La pacification des tribus traditionnellement en guerre a accéléré l’évolution des structures herbeuses et argileuses. Les dômes en herbe zoulou ont développé une effervescence baroque: le Sotho et le Ndebele ont associé la richesse croissante de leur robe à des fonds muraux de sophistication et de beauté croissantes. Les architectes missionnaires ont apporté un savoir-faire solide de la brique, ou des exploits d’improvisation dans les nouveaux matériaux végétaux.

L’imposition de la Pax Brittanica a apporté avec elle une architecture impériale. L’architecte, Herbert Baker, a consciemment adopté l’idiome hollandais du Cap avec le monumentalisme hellénistique et a développé un style qui répondait aux besoins pratiques de son temps tout en apportant une réponse adéquate au défi du paysage africain – vu dans le Mémorial de Rhodes ( 1908) proche de Devil’s Peak au Cap.
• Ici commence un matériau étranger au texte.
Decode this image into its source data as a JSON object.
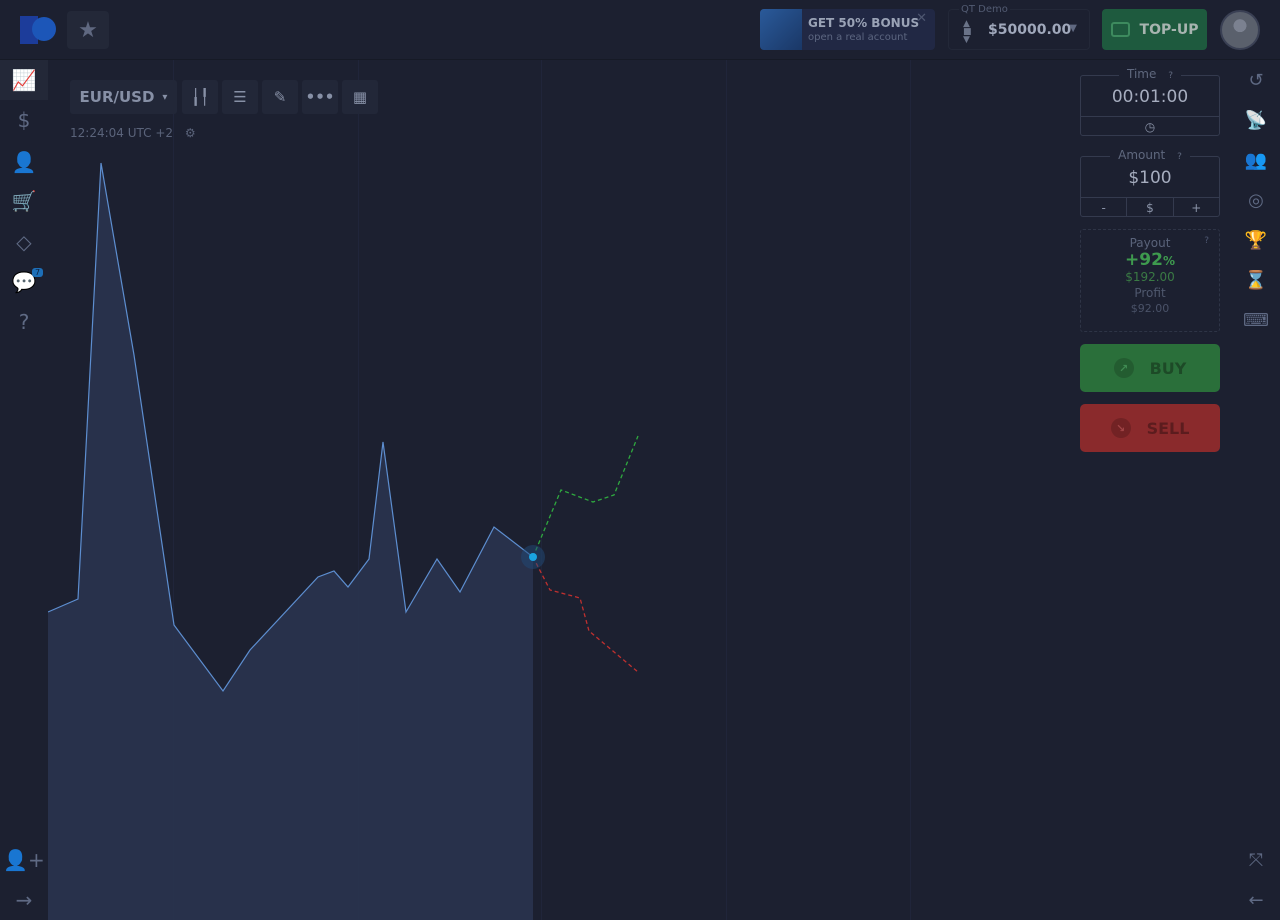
{
  "header": {
    "bonus_title": "GET 50% BONUS",
    "bonus_sub": "open a real account",
    "close": "✕",
    "account_label": "QT Demo",
    "balance": "$50000.00",
    "topup": "TOP-UP"
  },
  "left_nav": [
    {
      "icon": "chart-line-icon",
      "glyph": "📈"
    },
    {
      "icon": "dollar-icon",
      "glyph": "$"
    },
    {
      "icon": "user-icon",
      "glyph": "👤"
    },
    {
      "icon": "cart-icon",
      "glyph": "🛒"
    },
    {
      "icon": "diamond-icon",
      "glyph": "◇"
    },
    {
      "icon": "chat-icon",
      "glyph": "💬",
      "badge": "7"
    },
    {
      "icon": "help-icon",
      "glyph": "?"
    }
  ],
  "left_bottom": [
    {
      "icon": "add-user-icon",
      "glyph": "👤+"
    },
    {
      "icon": "arrow-right-icon",
      "glyph": "→"
    }
  ],
  "toolbar": {
    "pair": "EUR/USD",
    "caret": "▾",
    "clock": "12:24:04 UTC +2"
  },
  "trade": {
    "time_label": "Time",
    "time": "00:01:00",
    "amount_label": "Amount",
    "amount": "$100",
    "minus": "-",
    "currency": "$",
    "plus": "+",
    "payout_label": "Payout",
    "payout_pct": "+92",
    "pct": "%",
    "payout_value": "$192.00",
    "profit_label": "Profit",
    "profit_value": "$92.00",
    "buy": "BUY",
    "sell": "SELL",
    "help": "?"
  },
  "right_nav": [
    {
      "icon": "history-icon",
      "glyph": "↺"
    },
    {
      "icon": "signal-icon",
      "glyph": "📡"
    },
    {
      "icon": "people-icon",
      "glyph": "👥"
    },
    {
      "icon": "target-icon",
      "glyph": "◎"
    },
    {
      "icon": "trophy-icon",
      "glyph": "🏆"
    },
    {
      "icon": "hourglass-icon",
      "glyph": "⌛"
    },
    {
      "icon": "keyboard-icon",
      "glyph": "⌨"
    }
  ],
  "right_bottom": [
    {
      "icon": "fullscreen-icon",
      "glyph": "⤧"
    },
    {
      "icon": "arrow-left-icon",
      "glyph": "←"
    }
  ],
  "colors": {
    "buy": "#2a6f3a",
    "sell": "#8a2a2c",
    "accent": "#2e8ee0",
    "payout": "#3e9a4e"
  }
}
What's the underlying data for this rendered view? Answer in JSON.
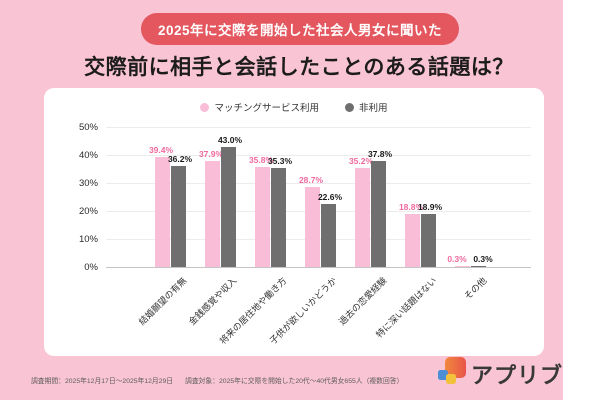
{
  "banner": {
    "label": "2025年に交際を開始した社会人男女に聞いた"
  },
  "title": "交際前に相手と会話したことのある話題は？",
  "chart_data": {
    "type": "bar",
    "title": "交際前に相手と会話したことのある話題は？",
    "categories": [
      "結婚願望の有無",
      "金銭感覚や収入",
      "将来の居住地や働き方",
      "子供が欲しいかどうか",
      "過去の恋愛経験",
      "特に深い話題はない",
      "その他"
    ],
    "series": [
      {
        "name": "マッチングサービス利用",
        "color": "#F9BDD7",
        "label_color": "#EF6A9E",
        "values": [
          39.4,
          37.9,
          35.8,
          28.7,
          35.2,
          18.8,
          0.3
        ]
      },
      {
        "name": "非利用",
        "color": "#6F6F6F",
        "label_color": "#1A1A1A",
        "values": [
          36.2,
          43.0,
          35.3,
          22.6,
          37.8,
          18.9,
          0.3
        ]
      }
    ],
    "xlabel": "",
    "ylabel": "",
    "ylim": [
      0,
      50
    ],
    "ytick_step": 10,
    "ytick_suffix": "%",
    "value_label_suffix": "%",
    "grid": true,
    "legend_position": "top"
  },
  "footer": {
    "period": "調査期間：2025年12月17日～2025年12月29日",
    "target": "調査対象：2025年に交際を開始した20代～40代男女655人（複数回答）"
  },
  "logo": {
    "label": "アプリブ"
  },
  "colors": {
    "background": "#F9C4D4",
    "banner": "#E4575F",
    "card": "#FFFFFF",
    "bar_pink": "#F9BDD7",
    "bar_gray": "#6F6F6F",
    "pink_value_label": "#EF6A9E",
    "dark_value_label": "#1A1A1A",
    "logo_orange": "#F1883C",
    "logo_red": "#E9544B",
    "logo_blue": "#4B8ED6",
    "logo_yellow": "#F2C23E"
  }
}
Au début du XXe siècle, le pays entre dans sa première révolution industrielle : la richesse croissante et un boom de la construction, un grand afflux d’immigrants et les exigences d’une infrastructure en expansion ont introduit une nouvelle échelle à l’architecture. Les édifices commerciaux de grande hauteur et les complexes de bâtiments publics de plus en plus grands posaient des défis que les méthodes de construction traditionnelles ne pouvaient plus relever. 

La compréhension de la situation par Herbert Baker était assortie de capacités de conception et d’organisation. Sa contribution, magnifiquement démontrée dans ses bâtiments de l’Union à Pretoria, a dominé la scène durant les 30 prochaines années.